With just $465 million to cut from, Lee said, the reality of the damage to the university is much more apparent.

“$45 [million] out of $740 [million] is one percentage, but when you look but at the permanent budget it’s a much greater percentage out of the $465 [million],” Lee said.

Furthermore, Lee said, some crucial campus services are simply excluded from cuts, such as financial aid and purchased utilities, which make UCSB’s budget reduction options even slimmer.

“The reality of it at the department level is that it gets down to things like, ‘I used to have a phone in the conference room; I’m not going to have that any more,'” Lee said. “Or, things like, ‘for trips to systemwide meetings we used to send two people, now we send one.'”

The UC Office of the President’s implementation of a systemwide furlough plan and a 32 percent tuition fee increase for students has helped UCSB achieve its budget reduction targets, Lee noted.
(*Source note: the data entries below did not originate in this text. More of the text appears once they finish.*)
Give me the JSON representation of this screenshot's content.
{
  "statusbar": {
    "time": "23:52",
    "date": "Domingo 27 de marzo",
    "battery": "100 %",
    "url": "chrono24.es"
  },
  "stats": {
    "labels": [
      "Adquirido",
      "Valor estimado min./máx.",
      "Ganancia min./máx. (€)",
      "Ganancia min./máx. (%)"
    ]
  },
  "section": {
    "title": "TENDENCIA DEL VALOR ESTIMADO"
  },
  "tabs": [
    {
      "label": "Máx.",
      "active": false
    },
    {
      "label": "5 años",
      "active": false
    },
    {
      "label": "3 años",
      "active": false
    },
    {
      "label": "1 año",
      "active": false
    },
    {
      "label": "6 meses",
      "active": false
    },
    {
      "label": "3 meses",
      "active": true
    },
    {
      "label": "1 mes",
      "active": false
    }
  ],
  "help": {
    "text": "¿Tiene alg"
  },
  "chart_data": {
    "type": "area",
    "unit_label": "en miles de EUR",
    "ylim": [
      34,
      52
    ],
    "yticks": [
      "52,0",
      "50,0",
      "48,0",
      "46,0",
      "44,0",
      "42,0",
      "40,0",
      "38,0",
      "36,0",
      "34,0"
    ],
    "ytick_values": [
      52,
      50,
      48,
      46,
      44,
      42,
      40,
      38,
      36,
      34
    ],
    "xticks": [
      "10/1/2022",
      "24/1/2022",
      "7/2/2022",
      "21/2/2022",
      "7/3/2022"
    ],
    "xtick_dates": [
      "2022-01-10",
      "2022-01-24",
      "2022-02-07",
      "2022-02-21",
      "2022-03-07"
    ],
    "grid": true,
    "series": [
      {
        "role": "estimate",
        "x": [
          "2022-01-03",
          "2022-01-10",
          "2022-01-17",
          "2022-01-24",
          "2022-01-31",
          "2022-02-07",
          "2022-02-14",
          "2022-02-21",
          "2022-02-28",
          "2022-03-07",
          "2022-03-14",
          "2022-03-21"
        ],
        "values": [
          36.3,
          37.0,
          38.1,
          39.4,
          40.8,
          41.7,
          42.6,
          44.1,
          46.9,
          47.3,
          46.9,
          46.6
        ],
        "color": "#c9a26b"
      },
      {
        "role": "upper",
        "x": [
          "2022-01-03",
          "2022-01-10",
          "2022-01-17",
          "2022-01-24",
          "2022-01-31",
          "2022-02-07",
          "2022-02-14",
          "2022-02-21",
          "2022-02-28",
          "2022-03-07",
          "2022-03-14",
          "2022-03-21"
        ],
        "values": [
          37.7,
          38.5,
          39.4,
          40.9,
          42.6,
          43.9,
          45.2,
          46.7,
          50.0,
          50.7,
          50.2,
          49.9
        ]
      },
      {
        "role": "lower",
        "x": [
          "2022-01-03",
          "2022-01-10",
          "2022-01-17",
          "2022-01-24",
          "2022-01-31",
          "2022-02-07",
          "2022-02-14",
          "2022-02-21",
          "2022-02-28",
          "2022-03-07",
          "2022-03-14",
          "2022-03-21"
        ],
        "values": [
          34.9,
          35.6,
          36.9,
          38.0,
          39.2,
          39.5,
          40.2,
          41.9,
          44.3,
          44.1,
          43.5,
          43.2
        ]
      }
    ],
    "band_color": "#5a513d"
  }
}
While the elimination of $45 million from this year is taking shape, the future remains uncertain. In early January, Gov. Schwarzenegger proposed a state budget that would take effect in 2010-11 restoring $305 million of the $913 million cut from the UC last year, $51 million to cover part of UC over-enrollment and $14 million in post-employment health benefits.

According to Lucas, the governor’s proposals could assuage some budget concerns, but are unlikely to make it into the final budget. In any case, he said, the proposal shows a shift in state politics.

“It’s provided traction to our advocacy campaign to make higher ed a priority for the state,” Lucas said.